Seth was on the team for just a season, playing on the junior varsity team as a freshman while being home-schooled. But his impact was immediate.

“He was always happy,” said center fielder Nathan Schelling. “Always had a smile on his face. He was the hardest worker I have ever seen and probably one of the happiest baseball players I’ve ever played with.”

“He was an electric kid,” said athletic director Chris Carr, who graduated from Auburn High School a year after Seth’s father. “Smile on his face all the time, and had a passion for life and baseball and fishing.”

John Wood was never much of a baseball fan, but somehow his two sons got hooked.

“It was always baseball, fishing and camping were the things we did,” John said. “I don’t know what he would choose between baseball and fishing as his first love.

“All he did was watch Quick Pitch (on MLB Network), the Mariners, ESPN or was reading stuff on the Internet about baseball.”

John said their family has been floored by the support from the baseball team, but also so many others in the community.

“We’ve had so much love and attention from everyone,” Wood said. “The community was hugely supportive of us.

“Seth I thought kind of embodied what a coach and teammate would want.
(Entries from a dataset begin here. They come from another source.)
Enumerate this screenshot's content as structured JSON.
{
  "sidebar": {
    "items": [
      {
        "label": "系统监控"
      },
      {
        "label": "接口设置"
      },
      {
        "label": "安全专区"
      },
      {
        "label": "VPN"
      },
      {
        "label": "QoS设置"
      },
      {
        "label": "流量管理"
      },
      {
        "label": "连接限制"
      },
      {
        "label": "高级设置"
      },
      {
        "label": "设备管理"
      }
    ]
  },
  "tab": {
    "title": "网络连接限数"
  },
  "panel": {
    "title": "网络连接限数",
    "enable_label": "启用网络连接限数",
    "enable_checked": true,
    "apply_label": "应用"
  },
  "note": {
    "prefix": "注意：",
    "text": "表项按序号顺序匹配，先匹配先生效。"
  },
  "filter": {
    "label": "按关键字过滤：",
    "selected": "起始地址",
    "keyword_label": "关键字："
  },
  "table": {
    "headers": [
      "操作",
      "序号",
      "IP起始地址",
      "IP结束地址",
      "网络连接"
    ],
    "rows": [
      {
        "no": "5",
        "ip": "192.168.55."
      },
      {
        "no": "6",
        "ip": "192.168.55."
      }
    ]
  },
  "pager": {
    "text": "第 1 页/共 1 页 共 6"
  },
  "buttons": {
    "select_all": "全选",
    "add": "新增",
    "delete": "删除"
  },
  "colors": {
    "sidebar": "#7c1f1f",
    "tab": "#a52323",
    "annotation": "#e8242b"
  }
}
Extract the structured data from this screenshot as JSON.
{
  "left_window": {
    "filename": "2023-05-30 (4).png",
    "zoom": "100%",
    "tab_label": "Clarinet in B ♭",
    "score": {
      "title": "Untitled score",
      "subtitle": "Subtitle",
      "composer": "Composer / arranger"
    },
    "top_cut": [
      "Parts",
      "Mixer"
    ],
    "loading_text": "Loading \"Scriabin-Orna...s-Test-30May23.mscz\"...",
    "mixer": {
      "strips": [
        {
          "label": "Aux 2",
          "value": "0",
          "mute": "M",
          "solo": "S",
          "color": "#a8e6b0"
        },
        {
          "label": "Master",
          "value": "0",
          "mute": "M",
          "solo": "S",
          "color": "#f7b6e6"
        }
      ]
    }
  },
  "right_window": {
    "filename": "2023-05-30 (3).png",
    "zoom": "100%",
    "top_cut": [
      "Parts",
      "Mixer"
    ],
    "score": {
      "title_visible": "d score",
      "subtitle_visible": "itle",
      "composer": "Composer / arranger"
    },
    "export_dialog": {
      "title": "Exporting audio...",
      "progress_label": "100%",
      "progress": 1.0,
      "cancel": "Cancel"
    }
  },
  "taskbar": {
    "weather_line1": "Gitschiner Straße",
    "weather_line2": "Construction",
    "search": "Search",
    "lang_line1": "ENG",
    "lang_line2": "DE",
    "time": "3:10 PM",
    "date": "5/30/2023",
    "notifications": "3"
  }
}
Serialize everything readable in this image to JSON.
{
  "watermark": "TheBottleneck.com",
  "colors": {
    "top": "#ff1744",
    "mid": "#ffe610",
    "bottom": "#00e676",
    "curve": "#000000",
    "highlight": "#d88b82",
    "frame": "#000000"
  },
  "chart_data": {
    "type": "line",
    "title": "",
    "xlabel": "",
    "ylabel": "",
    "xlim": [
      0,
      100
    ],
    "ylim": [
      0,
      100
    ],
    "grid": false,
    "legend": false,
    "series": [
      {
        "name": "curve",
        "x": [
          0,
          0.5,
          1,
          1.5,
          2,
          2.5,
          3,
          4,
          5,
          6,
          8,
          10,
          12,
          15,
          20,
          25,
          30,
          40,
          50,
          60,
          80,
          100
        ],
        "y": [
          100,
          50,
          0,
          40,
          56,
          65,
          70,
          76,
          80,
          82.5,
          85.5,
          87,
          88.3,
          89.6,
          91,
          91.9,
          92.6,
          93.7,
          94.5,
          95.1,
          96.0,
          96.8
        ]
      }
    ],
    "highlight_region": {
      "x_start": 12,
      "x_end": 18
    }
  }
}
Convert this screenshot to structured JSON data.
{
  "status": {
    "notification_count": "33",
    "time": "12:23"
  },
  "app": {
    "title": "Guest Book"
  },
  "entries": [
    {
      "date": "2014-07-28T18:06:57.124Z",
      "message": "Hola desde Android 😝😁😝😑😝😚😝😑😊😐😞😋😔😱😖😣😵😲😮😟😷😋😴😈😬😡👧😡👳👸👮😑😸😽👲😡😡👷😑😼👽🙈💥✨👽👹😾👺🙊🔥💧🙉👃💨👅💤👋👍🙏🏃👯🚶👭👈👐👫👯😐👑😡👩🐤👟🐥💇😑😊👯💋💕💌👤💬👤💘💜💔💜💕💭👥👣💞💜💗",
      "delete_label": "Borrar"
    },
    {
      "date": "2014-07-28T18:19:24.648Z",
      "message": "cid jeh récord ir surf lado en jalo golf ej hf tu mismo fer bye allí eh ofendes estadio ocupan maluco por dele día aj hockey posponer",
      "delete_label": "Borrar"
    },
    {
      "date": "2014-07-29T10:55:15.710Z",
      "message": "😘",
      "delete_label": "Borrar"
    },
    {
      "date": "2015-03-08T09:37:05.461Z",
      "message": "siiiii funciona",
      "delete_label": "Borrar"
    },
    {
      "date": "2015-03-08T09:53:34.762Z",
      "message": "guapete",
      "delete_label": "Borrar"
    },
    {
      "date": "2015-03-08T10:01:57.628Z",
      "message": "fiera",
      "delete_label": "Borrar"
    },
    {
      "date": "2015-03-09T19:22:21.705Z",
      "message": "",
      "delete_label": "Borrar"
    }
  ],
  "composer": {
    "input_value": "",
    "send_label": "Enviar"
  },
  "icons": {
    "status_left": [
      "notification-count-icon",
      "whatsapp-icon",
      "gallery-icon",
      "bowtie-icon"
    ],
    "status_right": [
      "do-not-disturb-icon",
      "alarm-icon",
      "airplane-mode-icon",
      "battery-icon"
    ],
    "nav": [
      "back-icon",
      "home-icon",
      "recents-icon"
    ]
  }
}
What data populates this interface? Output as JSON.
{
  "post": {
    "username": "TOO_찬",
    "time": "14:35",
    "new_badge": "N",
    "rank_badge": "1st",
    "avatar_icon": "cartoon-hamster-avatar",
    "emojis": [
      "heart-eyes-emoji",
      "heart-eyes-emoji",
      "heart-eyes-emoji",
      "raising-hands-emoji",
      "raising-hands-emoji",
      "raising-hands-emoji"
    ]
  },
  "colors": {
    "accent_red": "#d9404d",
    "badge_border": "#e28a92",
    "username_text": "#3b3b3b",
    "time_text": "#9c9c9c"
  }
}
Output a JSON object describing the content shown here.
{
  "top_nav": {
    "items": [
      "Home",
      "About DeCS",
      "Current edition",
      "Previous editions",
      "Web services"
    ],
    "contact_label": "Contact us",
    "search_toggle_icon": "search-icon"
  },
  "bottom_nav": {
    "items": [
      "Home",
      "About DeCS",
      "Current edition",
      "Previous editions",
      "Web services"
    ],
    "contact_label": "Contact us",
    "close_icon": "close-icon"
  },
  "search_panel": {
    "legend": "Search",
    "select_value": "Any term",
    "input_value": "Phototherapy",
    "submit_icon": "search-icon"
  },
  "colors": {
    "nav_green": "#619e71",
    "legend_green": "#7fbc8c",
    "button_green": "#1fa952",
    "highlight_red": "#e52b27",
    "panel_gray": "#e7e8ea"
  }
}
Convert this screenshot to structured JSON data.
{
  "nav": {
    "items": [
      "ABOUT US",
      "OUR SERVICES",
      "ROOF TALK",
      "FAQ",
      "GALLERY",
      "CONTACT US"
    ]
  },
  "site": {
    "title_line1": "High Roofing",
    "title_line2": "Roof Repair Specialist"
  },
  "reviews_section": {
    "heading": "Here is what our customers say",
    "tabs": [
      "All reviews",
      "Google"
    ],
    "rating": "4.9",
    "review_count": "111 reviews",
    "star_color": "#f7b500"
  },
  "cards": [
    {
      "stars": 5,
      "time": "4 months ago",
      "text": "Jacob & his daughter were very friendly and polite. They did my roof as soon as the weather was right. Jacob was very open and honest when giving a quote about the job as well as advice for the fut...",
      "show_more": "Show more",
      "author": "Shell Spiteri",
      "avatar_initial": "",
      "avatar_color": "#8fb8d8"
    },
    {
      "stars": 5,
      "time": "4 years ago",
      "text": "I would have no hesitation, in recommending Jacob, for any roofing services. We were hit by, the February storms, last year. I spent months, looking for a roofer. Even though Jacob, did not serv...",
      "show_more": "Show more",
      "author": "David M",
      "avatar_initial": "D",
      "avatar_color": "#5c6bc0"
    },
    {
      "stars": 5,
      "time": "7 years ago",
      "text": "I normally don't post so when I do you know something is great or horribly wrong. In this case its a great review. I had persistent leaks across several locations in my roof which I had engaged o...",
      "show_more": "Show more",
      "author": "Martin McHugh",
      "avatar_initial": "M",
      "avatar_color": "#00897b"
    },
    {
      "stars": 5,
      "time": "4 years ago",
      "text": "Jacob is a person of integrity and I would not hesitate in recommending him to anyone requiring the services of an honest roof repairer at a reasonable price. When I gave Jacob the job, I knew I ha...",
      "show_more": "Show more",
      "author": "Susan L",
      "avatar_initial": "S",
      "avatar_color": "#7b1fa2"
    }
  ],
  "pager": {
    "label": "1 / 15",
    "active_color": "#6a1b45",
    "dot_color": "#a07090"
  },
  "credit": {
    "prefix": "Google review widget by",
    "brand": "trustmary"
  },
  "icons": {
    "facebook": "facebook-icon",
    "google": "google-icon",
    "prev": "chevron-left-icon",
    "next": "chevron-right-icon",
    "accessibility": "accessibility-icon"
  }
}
It’s so cliché, especially in this sort of circumstance and I say it as his father, but he was one of those kids. He was competitive, too, but at the same time he was one of those special kids that pretty much everybody loved. And he definitely worked hard.”

Walker said this has been the most unique year he’s been part of. He won a state title at Liberty High School, coaching Tim Lincecum, and another title in 2013 at AMV, but never experienced this.

But he said it’s also been an important lesson to him and his players.

“This was a kid who all he wanted to do was play baseball,” Walker said. “He wants to be able to do what we do. In my opinion, baseball is the greatest game ever created. We have an opportunity to come out to a great facility and play the game that we love and do that every single day. He has kind of rallied us around that and that’s a lesson I want our kids to remember.

“It’s in our minds, in our hearts — we’re playing for Seth out there.”